The researchers compared the results of a one-year, 100-car study with drivers ages 18-72 with an average of 20 years of experience, and the results from an 18-month study of 42 teens who had drivers' licenses for less than three weeks when the study began.
Participants in both studies drove vehicles equipped with data acquisition systems developed at Virginia Tech's Transportation Institute, including a minimum of four cameras and sensors that collected continuous video and driving performance data during the studies. Researchers watched the video of the drivers and noted any distracting behavior before or during a crash or near-crash.

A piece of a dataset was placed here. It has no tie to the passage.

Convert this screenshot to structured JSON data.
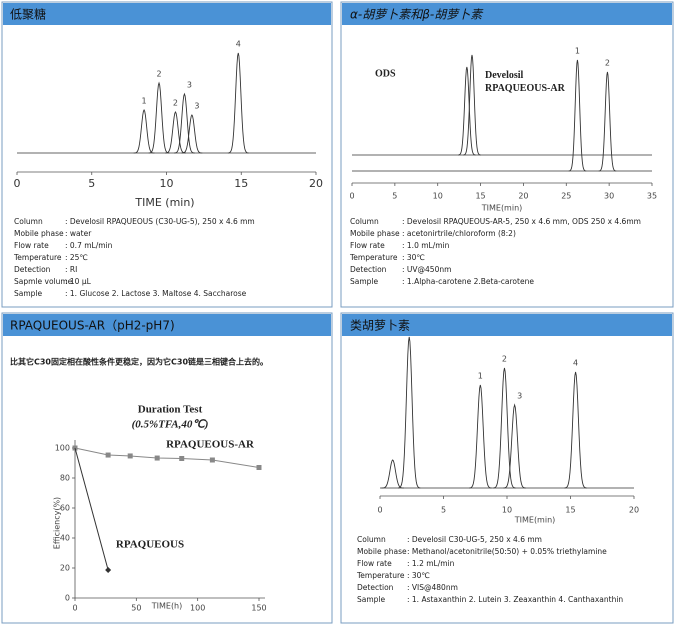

The researchers found that during the first six months behind the wheel, novice teen drivers engaged in secondary tasks less frequently than experienced drivers. But they matched experienced drivers between months seven and 15, and were engaging in the distracting behaviors more frequently than experienced drivers during months 16-18. The young drivers logged a two-fold increase in risky distractions during the last three months of the study.
One of their findings: The teens were engaging in distracting behaviors beyond just using their cellphones.
"Many states have adopted graduated driver licensing provisions that limit cellphone use," said Tom Dingus, director of the institute and a co-author of the paper. "However, it is not the only risky behavior for novices." He added that talking on a cellphone doesn't increase crash risk for either novice or experienced drivers, while dialing increases the risk for both groups.
Bruce Simons-Morton, a senior investigator with the National Institutes of Child Health and Human Development, said the study is the first to measure how much multi-tasking distracts novice drivers and how that compares to more experienced drivers.
Among the findings from institute researchers: Engaging in tasks associated with the use of hand-held cellphones and other portable devices increases the risk of crashing by three times; sending or receiving a text message takes a driver's eyes off the road for an average of 4.6 seconds, the equivalent of driving the length of a football field while blindfolded at 55 mph; behind the wheel use of hands-free cellphones is not substantially safer than hand-held use.
Klauer says she hopes the new study will remind parents of teen drivers to continue monitoring their children's behind-the-wheel behavior as they gain experience.